Ilyushin Finance is in discussions with Western engine manufacturers about fitting new powerplants to the Antonov An-148 regional jet, says the leasing company's director-general.
Alexander Rubtsov says that while the An-148 is a good aircraft, he fears that certificating the current Motor Sich D-436-148 engine to European standards could be a lengthy process. "It's good and the fuel efficiency is very reasonable, but nevertheless it will take quite a bit of time and energy to certify it," he says.
As a result, "we're now in discussions with several manufacturers. At the moment we're in the early stage of negotiations and technical assessments".
While Rubtsov does not mention names, Western engines previously suggested for the An-148 have included the General Electric CF-34 and Rolls-Royce BR700. A Western engine could substantially widen the An-148's potential market, he says.
Rubtsov has also defended the aircraft, following apparent criticism by its lead Russian customer. Sergei Belov, general director of Rossiya, was quoted during a late May technical conference as saying the new 68-seat Antonov was expensive to operate, required more support from the manufacturer and needed to fly 10-12h daily to be profitable.
Rubtsov says that Belov's comments were taken out of context and leaked to Flight International by officials from Sukhoi, producer of the rival Superjet regional airliner.

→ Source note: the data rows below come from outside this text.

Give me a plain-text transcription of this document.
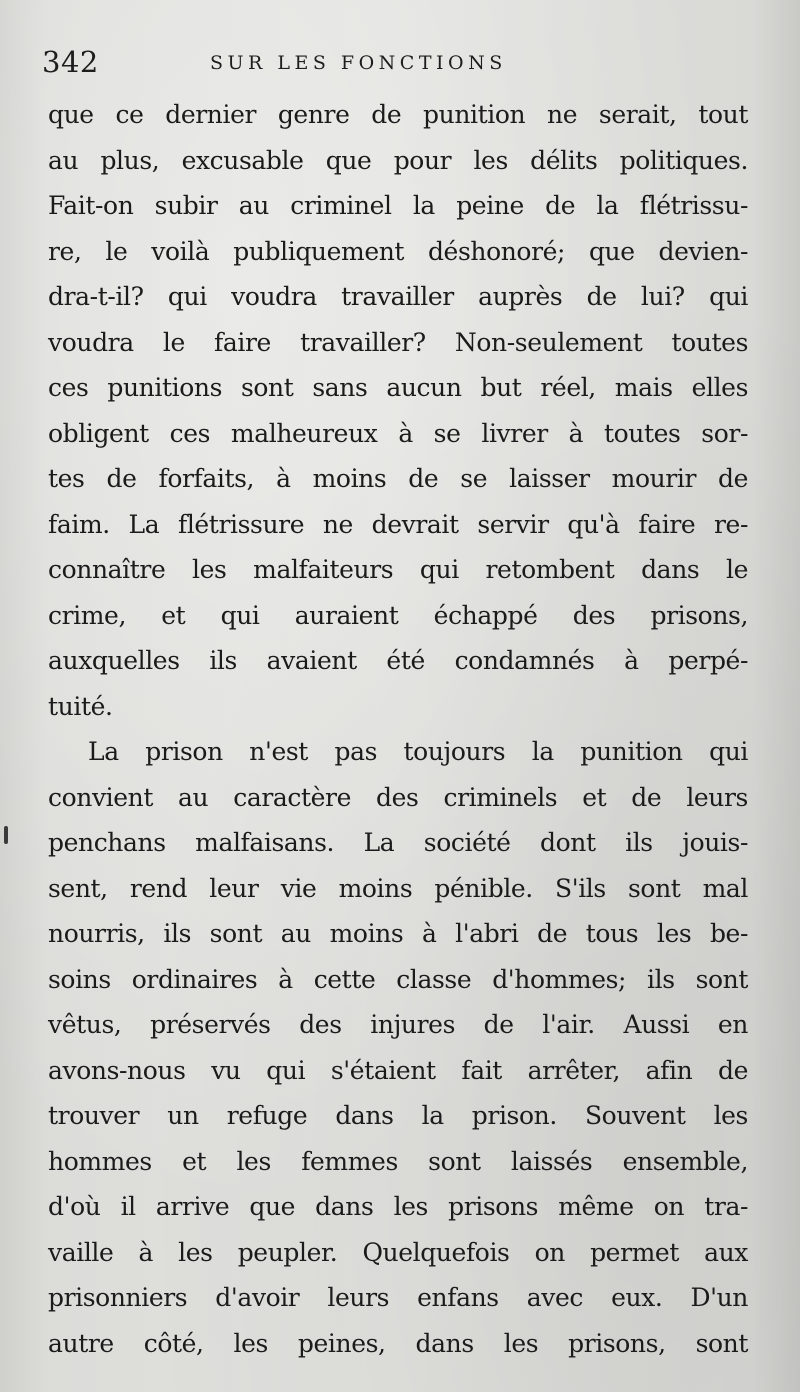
342	SUR LES FONCTIONS
que ce dernier genre de punition ne serait, tout
au plus, excusable que pour les délits politiques.
Fait-on subir au criminel la peine de la flétrissu-
re, le voilà publiquement déshonoré; que devien-
dra-t-il? qui voudra travailler auprès de lui? qui
voudra le faire travailler? Non-seulement toutes
ces punitions sont sans aucun but réel, mais elles
obligent ces malheureux à se livrer à toutes sor-
tes de forfaits, à moins de se laisser mourir de
faim. La flétrissure ne devrait servir qu'à faire re-
connaître les malfaiteurs qui retombent dans le
crime, et qui auraient échappé des prisons,
auxquelles ils avaient été condamnés à perpé-
tuité.
La prison n'est pas toujours la punition qui
convient au caractère des criminels et de leurs
penchans malfaisans. La société dont ils jouis-
sent, rend leur vie moins pénible. S'ils sont mal
nourris, ils sont au moins à l'abri de tous les be-
soins ordinaires à cette classe d'hommes; ils sont
vêtus, préservés des injures de l'air. Aussi en
avons-nous vu qui s'étaient fait arrêter, afin de
trouver un refuge dans la prison. Souvent les
hommes et les femmes sont laissés ensemble,
d'où il arrive que dans les prisons même on tra-
vaille à les peupler. Quelquefois on permet aux
prisonniers d'avoir leurs enfans avec eux. D'un
autre côté, les peines, dans les prisons, sont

In terms of costs, "he was comparing it with a 15-year-old Boeing 737; of course the lease cost of a 737-500 is slightly less than leasing a new aircraft".
Comparing the costs of the larger 737 with an An-148 is also unfair as costs spread across a smaller number of seats will always be higher, he says. Also, flying an airliner for 10-12h daily is "absolutely normal".
One problem that does affect the An-148, admits Rubtsov, is a shortage of trained crews. At the time of writing, there were just two crews available per aircraft, which was affecting the number of hours the new type could fly. He also accepts that better support is required, particularly in the rapid delivery of spare parts and in the reaction time of the design bureau to fix teething problems.
However, compared with the introduction of previous Russian airliners, such as the Tupolev Tu-204 and Ilyushin Il-96, the An-148's service entry has been noticeably better, with no major problems, he says.
To improve the situation, the company's after-sales support arm, IFC Technik, is extending its store of spares and technical consultants that have previously supported the Il-96 and Tu-204 to cover the An-148.
"We're now investing $20 million in a training centre for the An-148, including flight simulators that will be ready by the end of this year."
The other major spares problem that has plagued Russian and Soviet-era airliners in the past has been the difficulty of negotiating the country's customs and strict export control system.
This could take four months, admits Rubtsov. In the past year, however, government support for a new system has seen the time required for customs clearance of spare parts shrink from a month to just 4h, he says.
Ilyushin Finance's role is to help its major shareholder, United Aircraft, market its aircraft. However, Rubtsov holds out the possibility that his company could lease Western airliners in the future.
"Our ambition is to become a global player, while maintaining our key competence in dealing primarily in Russian and Ukrainian aircraft. We want to become one of the top 20 players in our sector. Our strategy is to make our product more global and more attractive to all clients, not just our traditional ones."